Ex-cop sues DPP for case file

- File photo
- File photo

A retired police officer from Palo Seco is suing the Director of Public Prosecutions (DPP) for refusing or denying him access to information relating to his arrest in 2006.

Kumar Balgobin wants the information to pursue a malicious prosecution claim against the State.

He filed an application for judicial review after he received no response from the DPP and is seeking a declaration that the denial or refusal by the director was in breach of his statutory duty under the Freedom of Information Act. Balgobin also wants orders either compelling the DPP to provide him with a response or to compel the provision of the information.

Balgobin and three other officers from the rapid response unit of the South Western Division were arrested and charged on August 30, 2006, for allegedly assaulting a pundit’s assistant weeks earlier.

He was suspended from the police service but his indictment on the assault charge was eventually quashed by Justice Hayden St Clair-Douglas on June 16, 2016.

Balgobin has since filed a malicious prosecution claim against the State and sought information from the DPP’s office relating to his prosecution.

Balgobin wants the entire file concerning his prosecution for his malicious prosecution case, including all station diary extracts, pocket diaries, telephone message books, investigative reports and interview notes, photographs, exhibits, warrants and witness statements of the victim and his own.

He also wants copies of the disclosures provided in the High Court proceedings and the advice given to the police to charge him on four offences initially - assault occasioning actual bodily harm, robbery with violence, kidnapping and false imprisonment - and the advice for maintaining the assault charge while dropping the others. He also wants all correspondence the DPP received from the police.

On Tuesday, Balgobin's ex-parte application came up for hearing before Justice Frank Seepersad who questioned his attorneys on the information they were asking for and if it had not been provided at the preliminary inquiry in the magistrate’s or in the depositions when the indictment was laid in the High Court.

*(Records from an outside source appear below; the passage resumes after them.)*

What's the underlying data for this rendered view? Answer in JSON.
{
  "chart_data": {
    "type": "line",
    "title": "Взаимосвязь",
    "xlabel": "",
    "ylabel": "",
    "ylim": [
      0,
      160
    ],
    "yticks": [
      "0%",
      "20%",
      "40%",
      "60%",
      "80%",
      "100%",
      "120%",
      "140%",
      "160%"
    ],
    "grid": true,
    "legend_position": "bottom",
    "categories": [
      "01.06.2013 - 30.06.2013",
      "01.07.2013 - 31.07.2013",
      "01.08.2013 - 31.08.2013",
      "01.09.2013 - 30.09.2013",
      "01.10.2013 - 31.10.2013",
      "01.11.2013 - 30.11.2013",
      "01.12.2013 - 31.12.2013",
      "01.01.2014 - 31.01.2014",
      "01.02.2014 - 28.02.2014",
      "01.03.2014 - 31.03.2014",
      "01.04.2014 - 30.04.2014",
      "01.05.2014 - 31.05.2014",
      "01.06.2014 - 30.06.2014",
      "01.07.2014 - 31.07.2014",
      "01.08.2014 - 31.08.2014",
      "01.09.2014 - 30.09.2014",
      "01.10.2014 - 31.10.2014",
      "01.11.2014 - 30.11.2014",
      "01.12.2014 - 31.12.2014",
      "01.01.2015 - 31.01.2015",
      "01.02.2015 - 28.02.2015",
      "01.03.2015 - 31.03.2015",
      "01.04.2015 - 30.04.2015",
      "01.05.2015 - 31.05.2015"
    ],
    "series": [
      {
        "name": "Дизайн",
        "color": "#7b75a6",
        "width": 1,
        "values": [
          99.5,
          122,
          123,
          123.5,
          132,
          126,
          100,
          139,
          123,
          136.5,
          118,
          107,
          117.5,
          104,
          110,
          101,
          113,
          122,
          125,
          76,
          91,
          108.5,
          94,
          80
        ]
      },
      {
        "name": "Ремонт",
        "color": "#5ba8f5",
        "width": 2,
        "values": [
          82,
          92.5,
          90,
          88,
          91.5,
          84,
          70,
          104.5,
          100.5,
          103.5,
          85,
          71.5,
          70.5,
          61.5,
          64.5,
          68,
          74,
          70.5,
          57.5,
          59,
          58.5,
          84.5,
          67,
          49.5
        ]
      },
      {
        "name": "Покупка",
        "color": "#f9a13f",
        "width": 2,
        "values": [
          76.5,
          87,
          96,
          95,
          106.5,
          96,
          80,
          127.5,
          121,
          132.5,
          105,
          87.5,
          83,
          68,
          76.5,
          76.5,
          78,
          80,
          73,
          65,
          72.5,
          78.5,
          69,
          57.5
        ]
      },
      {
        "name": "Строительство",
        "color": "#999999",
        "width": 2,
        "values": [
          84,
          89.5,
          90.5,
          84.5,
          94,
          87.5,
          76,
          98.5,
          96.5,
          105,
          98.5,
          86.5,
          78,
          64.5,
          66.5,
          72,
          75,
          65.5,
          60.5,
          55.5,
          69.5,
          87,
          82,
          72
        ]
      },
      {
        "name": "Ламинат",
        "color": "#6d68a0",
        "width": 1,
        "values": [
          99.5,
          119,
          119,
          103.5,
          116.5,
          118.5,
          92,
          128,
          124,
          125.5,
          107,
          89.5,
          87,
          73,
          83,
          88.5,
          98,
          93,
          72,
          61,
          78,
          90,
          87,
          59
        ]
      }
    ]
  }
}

Attorney Jayanti Lutchmedial, who appears with Senior Counsel Anand Ramlogan and attorney Jared Jagroo for Balgobin, said she could not say what was disclosed in the criminal matter but since the current application involved a freedom of information request, it was for the DPP to respond and say either the information asked for was already provided or not.

“It is that the reason was not provided which is why were are here now.”

However, Seepersad said he had some concerns with the application, since, in most malicious prosecution cases, the notes of evidence from the criminal proceedings formed part of the evidence in the civil case.

He also said he was concerned that Balgobin’s malicious prosecution case was assigned to another judge and the possible overlap as well as taxing an office (the DPP’s department) already strained for manpower.

“My concern is do we open this door where the applicant may have already received all or most information and use the FOIA to get the same information?”

The matter was adjourned after Lutchmedial said she will speak with Ramlogan on the court’s concerns.